With assistance from Pratt & Whitney Canada’s Longueuil, Quebec innovation facility, Raytheon and its subordinate company Collins Aerospace have just completed stand-alone testing of a novel turboprop engine assisted by a one-megawatt electric motor. Said electric motor is Collins Aerospace’s primary contribution to the project. In theory, the electric motor should allow any turboprop engine it’s attached to operate with greater efficiency and fewer fuel expenditures.
With an expressed goal to reach as close to net zero carbon dioxide emissions as possible by the time this decade is out, the novel e-motor will be mounted inside a perfectly normal De Havilland Canada DHC-8 regional airliner. All in the hopes of bringing the first practical hybrid-electric turboprop motor specifically intended for medium-sized regional airliners.
Riding a $163 million wave of investments started in July of last year, it shouldn’t be too long before Collins, Raytheon, and DeHaviland Canada have a working prototype ready to fly. The target threshold the aerospace company trio wishes to achieve is a factor of 30 percent more fuel efficiency during typical passenger-carrying operations compared to a DHC-8 with two typical Pratt & Whitney Canada turboprop engines.

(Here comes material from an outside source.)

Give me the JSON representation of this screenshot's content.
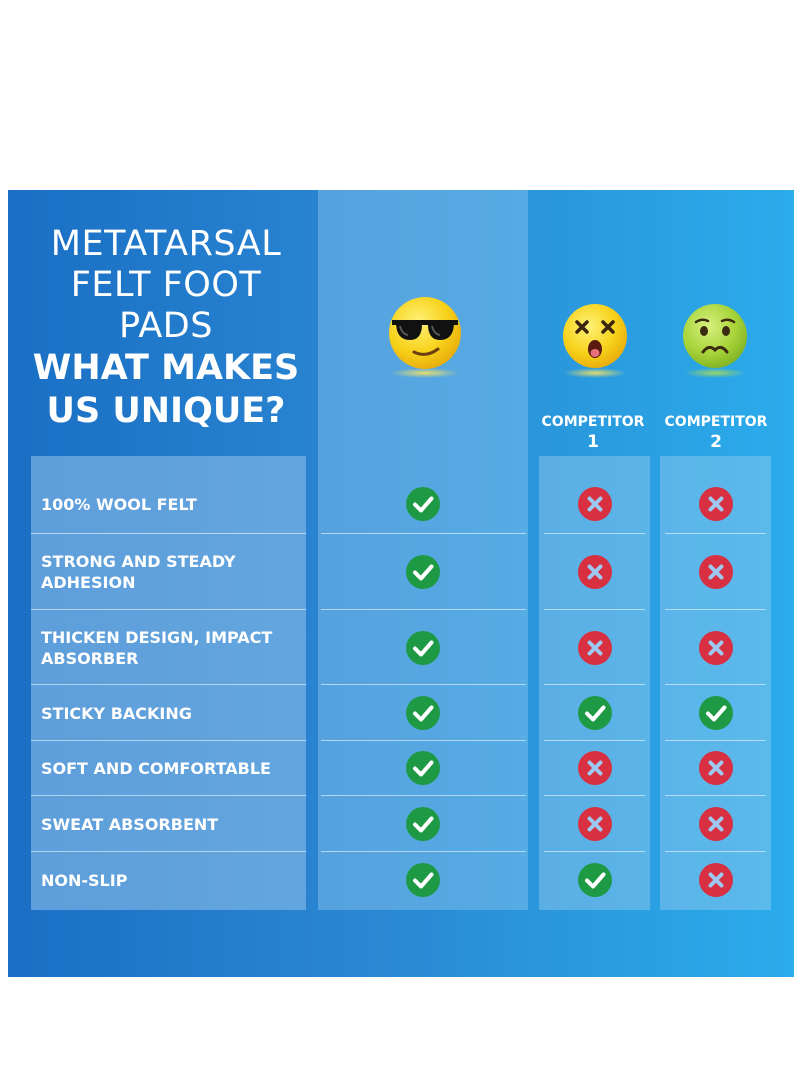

But efficiency is not the only point of concern when it comes to this novel jet-electric hybrid engine. As should be obvious, building airplanes that use elements of EV technology in their power trains are much tricker to make work properly than a hybrid on four wheels. Power-to-weight ratios are just as, if not more, important in the air than they are at the race track, so this new electric motor-assisted jet mustn’t lose any performance over its typical cousins.
“We are honored that Raytheon Technologies has chosen our Design Approval Organization to lead the flight test program for this historic demonstrator project,” said John Maris, 3C president and chief test pilot for the project.
“3C has assembled a trusted Quebec team that includes Chrono Aviation, WAAS Aerospace, and Elisen & associés to integrate the hybrid-electric powertrain, battery system, and high voltage electrical harness into 3C’s Dash 8 research aircraft. I am confident that 3C’s extensive flight test experience and historical relationship with Transport Canada will complement Raytheon Technologies’ outstanding team to safely demonstrate this important technological advance.”
As of the present day, Raytheon and its partner contractors expect the first working prototype to be ready to fly by at least the beginning of 2024, with full-scale commercial production hoped to start soon afterward, assuming all goes to plan.